Frank Martins: ''Vitória na estreia mostra que Cruzeiro não precisa sacrificar a Libertadores para se safar no Brasileirão, basta os caras querem jogar''
A Raposa volta para Belo Horizonte com mais do que uma vitória. Volta com moral. E o que o time precisa agora, acima de tudo, é manter a postura competitiva mostrada nesta estreia
Há noites em que o futebol não pede espetáculo. Pede personalidade. A estreia do Cruzeiro na Libertadores foi exatamente assim.
Longe de Belo Horizonte, no ambiente sempre hostil de Guayaquil, diante do Barcelona, a Raposa fez o que tantas equipes brasileiras historicamente têm dificuldade de fazer no Equador: venceu. E venceu do jeito que competição grande exige. Sem brilho em excesso, sem atuação exuberante, mas com maturidade, entrega e, acima de tudo, resultado.
O placar de 1 a 0, com gol de cabeça de Matheus Pereira, aos sete minutos do segundo tempo, vale mais do que apenas três pontos. Vale confiança. Vale casca. Vale a sensação de que o time entendeu o tamanho do torneio que voltou a disputar.

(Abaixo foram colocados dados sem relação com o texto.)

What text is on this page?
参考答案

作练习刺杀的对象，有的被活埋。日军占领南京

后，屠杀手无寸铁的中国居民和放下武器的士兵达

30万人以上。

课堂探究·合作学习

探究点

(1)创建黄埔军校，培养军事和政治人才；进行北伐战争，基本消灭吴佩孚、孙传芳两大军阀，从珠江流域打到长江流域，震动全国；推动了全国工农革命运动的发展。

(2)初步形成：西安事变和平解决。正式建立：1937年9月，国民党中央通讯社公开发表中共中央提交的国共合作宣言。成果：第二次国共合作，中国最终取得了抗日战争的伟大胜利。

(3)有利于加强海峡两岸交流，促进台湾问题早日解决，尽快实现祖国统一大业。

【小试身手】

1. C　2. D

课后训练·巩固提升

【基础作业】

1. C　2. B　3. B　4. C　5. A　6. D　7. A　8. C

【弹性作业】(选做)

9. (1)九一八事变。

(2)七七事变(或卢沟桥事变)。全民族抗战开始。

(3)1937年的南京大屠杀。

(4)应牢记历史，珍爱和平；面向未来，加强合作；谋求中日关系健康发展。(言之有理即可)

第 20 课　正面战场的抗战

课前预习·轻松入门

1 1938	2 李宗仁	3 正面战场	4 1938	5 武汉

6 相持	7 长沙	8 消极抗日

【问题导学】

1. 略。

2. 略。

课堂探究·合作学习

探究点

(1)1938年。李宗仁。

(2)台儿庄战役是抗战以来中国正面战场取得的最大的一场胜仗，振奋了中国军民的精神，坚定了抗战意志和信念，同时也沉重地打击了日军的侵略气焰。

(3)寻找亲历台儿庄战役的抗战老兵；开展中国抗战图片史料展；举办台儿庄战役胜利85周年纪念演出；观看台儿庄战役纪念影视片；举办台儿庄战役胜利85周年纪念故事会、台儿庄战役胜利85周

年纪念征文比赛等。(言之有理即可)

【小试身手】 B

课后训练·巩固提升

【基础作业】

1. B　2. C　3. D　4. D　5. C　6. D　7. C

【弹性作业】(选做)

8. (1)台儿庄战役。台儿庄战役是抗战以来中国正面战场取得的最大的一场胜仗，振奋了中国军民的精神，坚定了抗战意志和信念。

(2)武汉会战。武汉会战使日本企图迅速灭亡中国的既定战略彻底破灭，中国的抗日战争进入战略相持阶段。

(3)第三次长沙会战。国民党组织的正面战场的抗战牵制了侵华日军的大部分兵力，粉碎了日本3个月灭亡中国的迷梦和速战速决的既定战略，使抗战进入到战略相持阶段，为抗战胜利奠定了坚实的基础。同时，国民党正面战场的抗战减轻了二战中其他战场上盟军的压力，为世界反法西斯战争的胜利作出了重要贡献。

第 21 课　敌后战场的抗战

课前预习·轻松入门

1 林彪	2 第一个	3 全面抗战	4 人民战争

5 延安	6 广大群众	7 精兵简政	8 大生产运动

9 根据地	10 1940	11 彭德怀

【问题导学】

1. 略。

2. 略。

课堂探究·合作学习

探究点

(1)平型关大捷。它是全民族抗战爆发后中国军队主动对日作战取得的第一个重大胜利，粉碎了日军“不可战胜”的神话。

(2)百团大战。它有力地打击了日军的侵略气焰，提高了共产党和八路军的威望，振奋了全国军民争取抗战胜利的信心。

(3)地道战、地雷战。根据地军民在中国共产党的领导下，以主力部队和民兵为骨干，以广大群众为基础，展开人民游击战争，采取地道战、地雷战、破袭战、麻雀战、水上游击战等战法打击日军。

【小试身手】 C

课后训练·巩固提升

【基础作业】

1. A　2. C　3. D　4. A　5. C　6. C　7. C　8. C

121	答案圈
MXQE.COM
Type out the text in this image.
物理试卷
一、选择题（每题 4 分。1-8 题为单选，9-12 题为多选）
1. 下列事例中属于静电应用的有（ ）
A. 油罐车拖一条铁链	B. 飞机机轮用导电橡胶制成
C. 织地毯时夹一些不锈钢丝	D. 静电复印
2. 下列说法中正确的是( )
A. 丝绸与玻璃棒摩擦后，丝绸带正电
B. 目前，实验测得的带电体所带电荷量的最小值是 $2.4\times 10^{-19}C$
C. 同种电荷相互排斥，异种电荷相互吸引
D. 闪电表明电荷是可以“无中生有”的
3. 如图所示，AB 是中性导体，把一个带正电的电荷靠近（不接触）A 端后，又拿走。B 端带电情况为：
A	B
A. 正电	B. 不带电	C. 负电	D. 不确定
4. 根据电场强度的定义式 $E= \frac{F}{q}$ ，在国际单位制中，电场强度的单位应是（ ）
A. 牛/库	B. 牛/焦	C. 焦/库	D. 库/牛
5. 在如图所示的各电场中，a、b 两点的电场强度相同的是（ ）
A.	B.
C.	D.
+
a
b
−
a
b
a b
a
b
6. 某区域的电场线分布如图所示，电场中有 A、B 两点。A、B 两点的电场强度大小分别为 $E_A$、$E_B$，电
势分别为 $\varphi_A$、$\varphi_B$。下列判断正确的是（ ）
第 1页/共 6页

O lance do gol, aliás, resume bem a noite celeste: movimentação inteligente, infiltração no tempo certo e precisão. Matheus Pereira apareceu pisando na área como elemento surpresa, aproveitando o levantamento de Fagner para testar firme e decidir o jogo. Um gol de quem sabe ler o espaço e, sobretudo, de quem entendeu que Libertadores se ganha nos detalhes.
Não foi uma grande atuação? Não foi. Mas talvez isso seja justamente o melhor sinal.
Porque mesmo sem apresentar um futebol vistoso, o Cruzeiro sofreu pouco defensivamente e ainda criou chances suficientes para sair do Equador com um placar mais elástico. Kaio Jorge e Chico da Costa tiveram oportunidades claríssimas para ampliar chances que, em uma noite mais inspirada, transformariam a vitória magra em triunfo incontestável.
E aqui mora a boa notícia. Se jogando abaixo do ideal o time já consegue vencer fora de casa na Libertadores, há um caminho promissor pela frente.
A defesa, tão cobrada em momentos recentes, se comportou muito bem. Jonathan Jesus mostrou segurança, Fagner foi consistente atrás e ainda apareceu com protagonismo ofensivo na assistência. Lucas Silva, por sua vez, foi o motor silencioso do meio-campo, controlando ritmo, organizando a saída e dando equilíbrio nos momentos em que o jogo pedia serenidade.
Todas as mudanças iniciais de Artur Jorge funcionaram. Todas. E isso não é detalhe.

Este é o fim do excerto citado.